Xie Peiyi, Huang Qitong, Zheng Litao, Li Jiao, Fu Shuai, Zhu Pan, Pan Ximin, Shi Lishuo, Zhao Yandong, Meng Xiaochun
Department of Radiology, The Sixth Affiliated Hospital, Sun Yat-sen University, Guangzhou, People's Republic of China.
Biomedical Innovation Center, The Sixth Affiliated Hospital, Sun Yat-sen University Guangzhou, Guangzhou, People's Republic of China.
Eur Radiol. 2025 Mar;35(3):1382-1393. doi: 10.1007/s00330-024-11172-x. Epub 2024 Nov 5.
To explore the sub-regional histogram features of amide proton transfer-weighted (APTw) MRI, compared with those of diffusion-weighted imaging (DWI), in predicting the tumor budding (TB) grade of rectal cancer (RC).
This study prospectively enrolled 74 patients with pathologically confirmed RC, who underwent APTw MRI before surgery from July 2022 to March 2023. Hematoxylin-eosin staining was used for TB scoring. K-means clustering (K = 4-6) was applied to obtain multiple sub-regions (n = 3-5), and corresponding histogram features (including mean, standard deviation, minimum, maximum, and 10th, 25th, 50th, 75th, and 90th quantile) of APT and apparent diffusion coefficient (ADC) maps were extracted and filtered using stepwise regression.

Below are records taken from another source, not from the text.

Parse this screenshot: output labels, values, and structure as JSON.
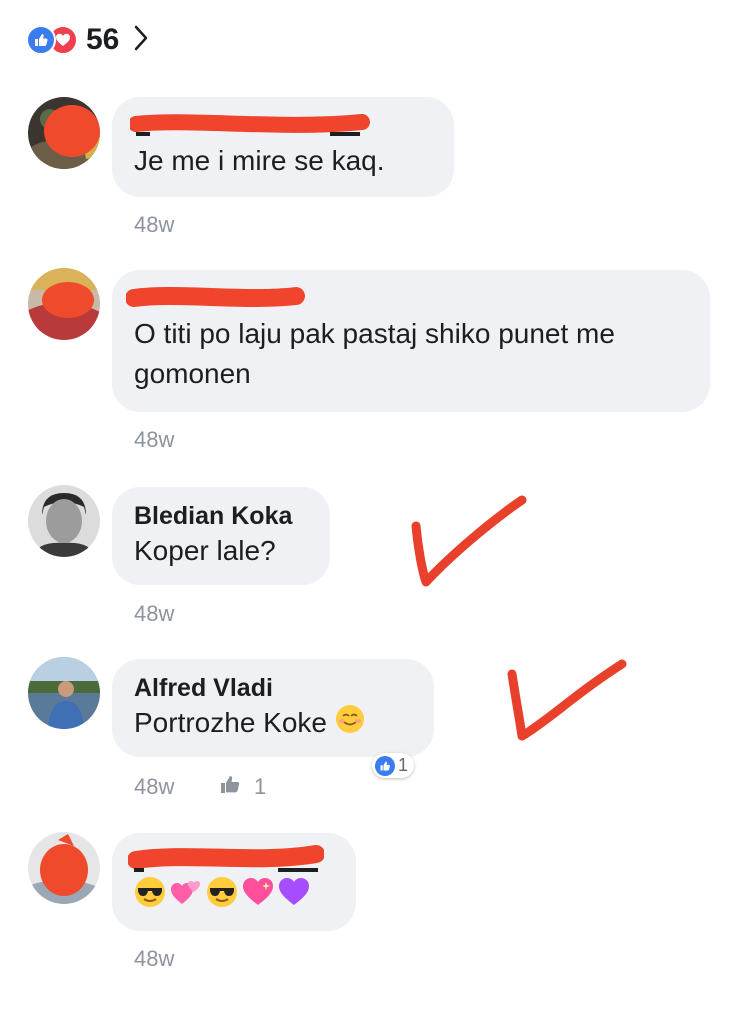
{
  "reactions": {
    "count": "56"
  },
  "comments": [
    {
      "author": "",
      "text": "Je me i mire se kaq.",
      "time": "48w"
    },
    {
      "author": "",
      "text": "O titi po laju pak pastaj shiko punet me gomonen",
      "time": "48w"
    },
    {
      "author": "Bledian Koka",
      "text": "Koper lale?",
      "time": "48w"
    },
    {
      "author": "Alfred Vladi",
      "text": "Portrozhe Koke",
      "time": "48w",
      "like_count": "1",
      "reaction_count": "1"
    },
    {
      "author": "",
      "text": "",
      "time": "48w"
    }
  ],
  "colors": {
    "like_blue": "#3b7cf0",
    "love_red": "#f0404e",
    "annotation_red": "#e8402a",
    "bubble_bg": "#f0f1f4"
  }
}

When K = 5, the K-means clustering is four sub-regions, showing the best prediction for TB grade compared to K = 4 or 6. When K = 5, there were significantly higher histogram features of the APT map in sub-regions 3 and 4 in the high TB grade group compared to the low-intermediate TB grade group. Receiver operating characteristic (ROC) curve and internal validation suggested that the predictive efficiency of the model was highest when K = 5, with AUC, sensitivity, specificity, accuracy, and kappa values of 0.92, 93%, 71%, 87%, and 0.65, respectively. There were no significant differences in the histogram features of each sub-region in the ADC map (p > 0.05).
The sub-regional histogram features of APTw images can help to distinguish the heterogeneous regions of RC, which can be used to predict the TB grade of RC.

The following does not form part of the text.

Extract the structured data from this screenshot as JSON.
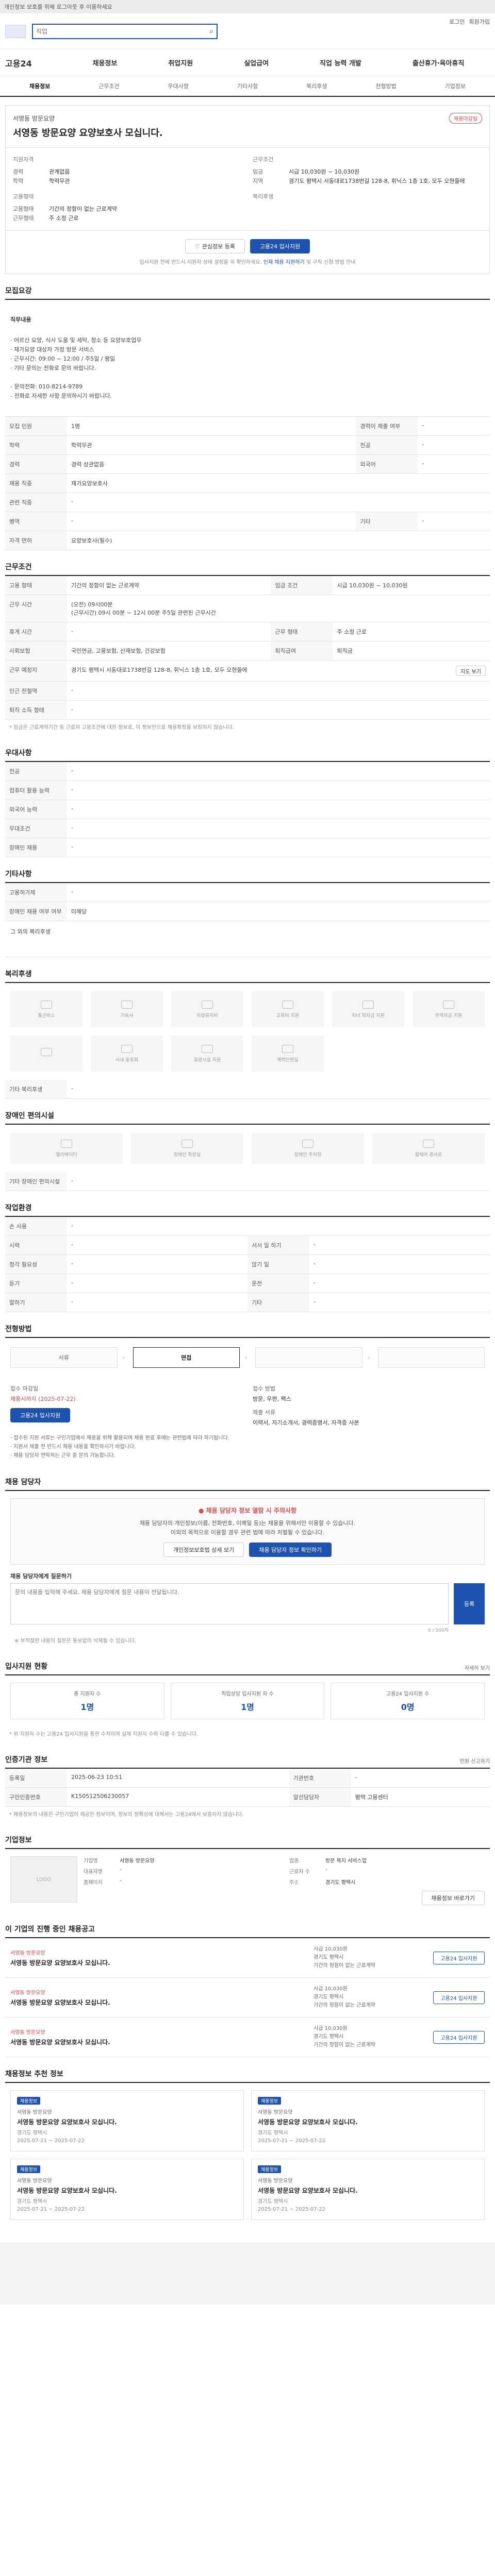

Question Can the sub-regional histogram features of APTw MRI predict the tumor budding (TB) grade of rectal cancer (RC)? Findings Differences exist in histogram features of APT map subregions between high and low-intermediate TB grade groups; subregions of the APT map have different predictive abilities. Clinical relevance APT-weighted imaging might outperform DWI in predicting TB grade in RC.
探讨酰胺质子转移加权(APTw)磁共振成像(MRI)的亚区域直方图特征,并与扩散加权成像(DWI)的特征进行比较,以预测直肠癌(RC)的肿瘤芽生(TB)分级。

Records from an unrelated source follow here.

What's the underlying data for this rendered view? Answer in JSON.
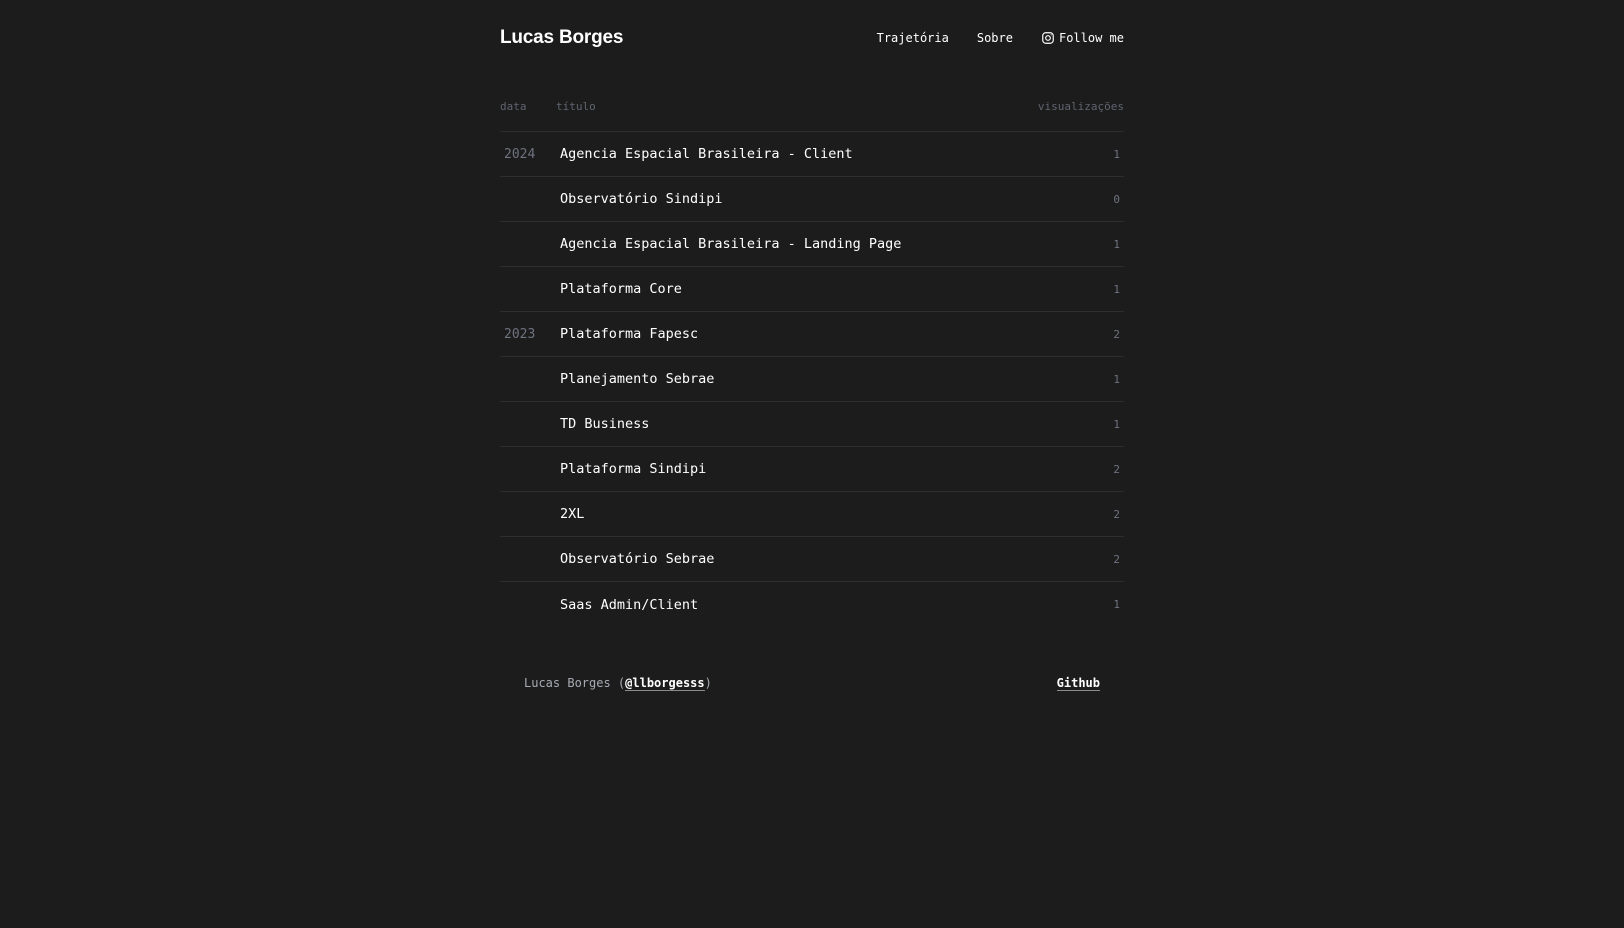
{
  "header": {
    "site_title": "Lucas Borges",
    "nav": {
      "trajetoria": "Trajetória",
      "sobre": "Sobre",
      "follow": "Follow me"
    }
  },
  "table": {
    "columns": {
      "date": "data",
      "title": "título",
      "views": "visualizações"
    },
    "rows": [
      {
        "year": "2024",
        "title": "Agencia Espacial Brasileira - Client",
        "views": "1"
      },
      {
        "year": "",
        "title": "Observatório Sindipi",
        "views": "0"
      },
      {
        "year": "",
        "title": "Agencia Espacial Brasileira - Landing Page",
        "views": "1"
      },
      {
        "year": "",
        "title": "Plataforma Core",
        "views": "1"
      },
      {
        "year": "2023",
        "title": "Plataforma Fapesc",
        "views": "2"
      },
      {
        "year": "",
        "title": "Planejamento Sebrae",
        "views": "1"
      },
      {
        "year": "",
        "title": "TD Business",
        "views": "1"
      },
      {
        "year": "",
        "title": "Plataforma Sindipi",
        "views": "2"
      },
      {
        "year": "",
        "title": "2XL",
        "views": "2"
      },
      {
        "year": "",
        "title": "Observatório Sebrae",
        "views": "2"
      },
      {
        "year": "",
        "title": "Saas Admin/Client",
        "views": "1"
      }
    ]
  },
  "footer": {
    "name": "Lucas Borges",
    "handle": "@llborgesss",
    "github": "Github"
  },
  "colors": {
    "background": "#1c1c1c",
    "text": "#ffffff",
    "muted": "#6e7380",
    "divider": "#2e2e2e"
  },
  "icons": {
    "follow": "instagram-icon"
  }
}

本研究前瞻性纳入74例经病理证实的RC患者,这些患者于2022年7月至2023年3月在手术前行APTw MRI检查。采用苏木精-伊红染色进行TB评分。应用K均值聚类(K = 4 - 6)获得多个亚区域(n = 3 - 5),并提取APT图和表观扩散系数(ADC)图的相应直方图特征(包括均值、标准差、最小值、最大值以及第10、25、50、75和90百分位数),并使用逐步回归进行筛选。
当K = 5时,K均值聚类为四个亚区域,与K = 4或6相比,对TB分级的预测效果最佳。当K = 5时,高TB分级组亚区域3和4中APT图的直方图特征显著高于低 - 中级TB分级组。受试者操作特征(ROC)曲线和内部验证表明,当K = 5时模型的预测效率最高,曲线下面积(AUC)、灵敏度、特异度、准确度和kappa值分别为0.92、93%、71%、87%和0.65。ADC图各亚区域的直方图特征无显著差异(p > 0.05)。
APTw图像的亚区域直方图特征有助于区分RC的异质区域,可用于预测RC的TB分级。
问题APTw MRI的亚区域直方图特征能否预测直肠癌(RC)的肿瘤芽生(TB)分级?发现高、低 - 中级TB分级组之间APT图亚区域的直方图特征存在差异;APT图的亚区域具有不同的预测能力。临床意义在预测RC的TB分级方面,APTw成像可能优于DWI。